Instantanément, Pierrot oublia la fille et se mit à hurler :

- Jeannot, y compte pas !

- On avait dit « tous les enfants », répliqua André par-dessus son épaule.

- Oui, mais ça voulait dire les nouveaux, ceux qu’on connaît pas…

Donnant un coup de pied dans le sac de son frère, Pierrot se mit à brailler :

- T’es qu’un sale tricheur ! Ta gibecière, je la porterai pas.

Et la laissant sur place, il partit à la poursuite de son aîné.

Ce dernier s’était déjà arrêté et le regardait venir vers lui en souriant. À vrai dire il se fichait pas mal du pari. Il avait surtout voulu faire oublier à Pierrot sa réaction étrange. Et ça avait marché.

- Te fâche pas, on va dire que c’est match nul, le rassura-t-il quand il arriva à sa hauteur. Il lui donna une bourrade affectueuse, puis il courut chercher sa gibecière. Il en profita pour jeter un coup d’œil à travers les branches. Les abords de la gare étaient maintenant déserts.

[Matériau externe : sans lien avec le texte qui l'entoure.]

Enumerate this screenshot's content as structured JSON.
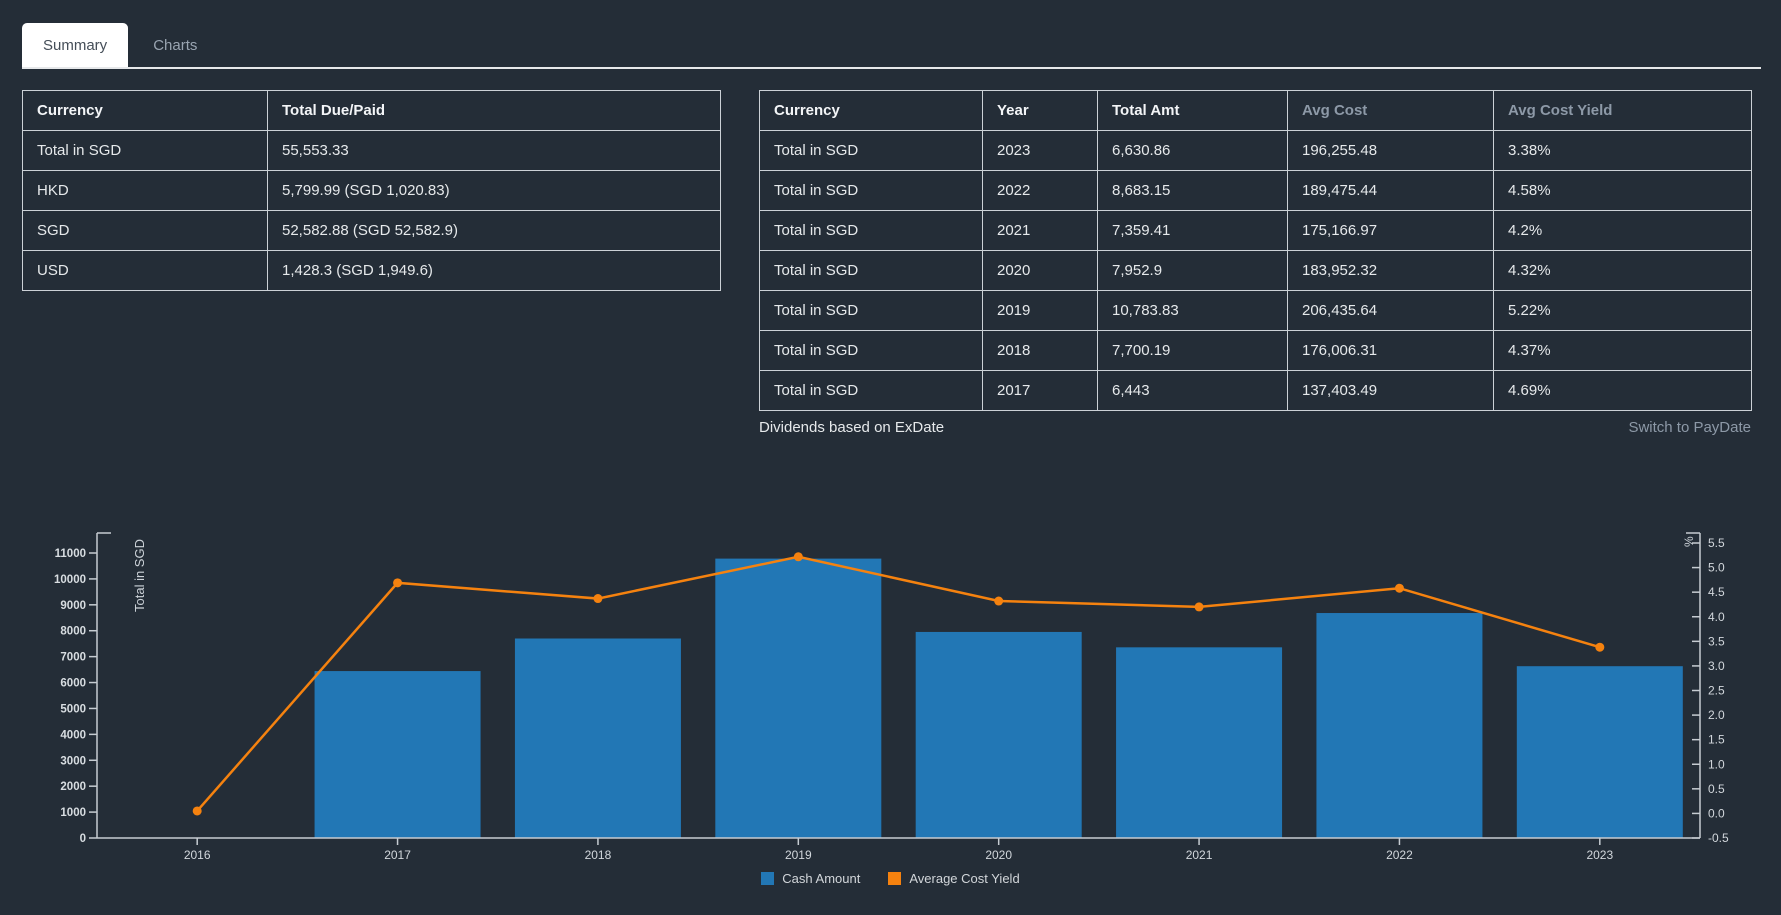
{
  "tabs": {
    "summary": "Summary",
    "charts": "Charts"
  },
  "left_table": {
    "headers": [
      "Currency",
      "Total Due/Paid"
    ],
    "rows": [
      [
        "Total in SGD",
        "55,553.33"
      ],
      [
        "HKD",
        "5,799.99 (SGD 1,020.83)"
      ],
      [
        "SGD",
        "52,582.88 (SGD 52,582.9)"
      ],
      [
        "USD",
        "1,428.3 (SGD 1,949.6)"
      ]
    ]
  },
  "right_table": {
    "headers": [
      "Currency",
      "Year",
      "Total Amt",
      "Avg Cost",
      "Avg Cost Yield"
    ],
    "muted_headers": [
      "Avg Cost",
      "Avg Cost Yield"
    ],
    "rows": [
      [
        "Total in SGD",
        "2023",
        "6,630.86",
        "196,255.48",
        "3.38%"
      ],
      [
        "Total in SGD",
        "2022",
        "8,683.15",
        "189,475.44",
        "4.58%"
      ],
      [
        "Total in SGD",
        "2021",
        "7,359.41",
        "175,166.97",
        "4.2%"
      ],
      [
        "Total in SGD",
        "2020",
        "7,952.9",
        "183,952.32",
        "4.32%"
      ],
      [
        "Total in SGD",
        "2019",
        "10,783.83",
        "206,435.64",
        "5.22%"
      ],
      [
        "Total in SGD",
        "2018",
        "7,700.19",
        "176,006.31",
        "4.37%"
      ],
      [
        "Total in SGD",
        "2017",
        "6,443",
        "137,403.49",
        "4.69%"
      ]
    ]
  },
  "footnote": {
    "left": "Dividends based on ExDate",
    "link": "Switch to PayDate"
  },
  "chart_data": {
    "type": "bar+line",
    "categories": [
      "2016",
      "2017",
      "2018",
      "2019",
      "2020",
      "2021",
      "2022",
      "2023"
    ],
    "series": [
      {
        "name": "Cash Amount",
        "type": "bar",
        "axis": "left",
        "color": "#2277b5",
        "values": [
          0,
          6443,
          7700.19,
          10783.83,
          7952.9,
          7359.41,
          8683.15,
          6630.86
        ]
      },
      {
        "name": "Average Cost Yield",
        "type": "line",
        "axis": "right",
        "color": "#f5820f",
        "values": [
          0.05,
          4.69,
          4.37,
          5.22,
          4.32,
          4.2,
          4.58,
          3.38
        ]
      }
    ],
    "left_axis": {
      "title": "Total in SGD",
      "min": 0,
      "max": 11000,
      "step": 1000
    },
    "right_axis": {
      "title": "%",
      "min": -0.5,
      "max": 5.5,
      "step": 0.5
    },
    "legend": [
      "Cash Amount",
      "Average Cost Yield"
    ],
    "legend_position": "bottom-center",
    "grid": false,
    "axis_color": "#c6ccd2"
  }
}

En rejoignant son frère, il repensa à la fille. Descendue après les autres, elle s’était retrouvée seule à côté du train qui repartait, avec pour tout bagage un petit sac noir qu’elle tenait à deux mains.

Il se demandait ce qu’elle avait bien pu faire après leur départ, et puis il s’exaspéra de se poser autant de questions. Les « autres » s’étaient toujours bien débrouillés. Il en serait de même pour elle.

Non, il ne s’était jamais inquiété auparavant pour tous ces gens que la Galoche déversait régulièrement sur les rives du Chambon. Il secoua la tête et déclara :

- On ferait mieux de se dépêcher. Papa doit déjà nous attendre.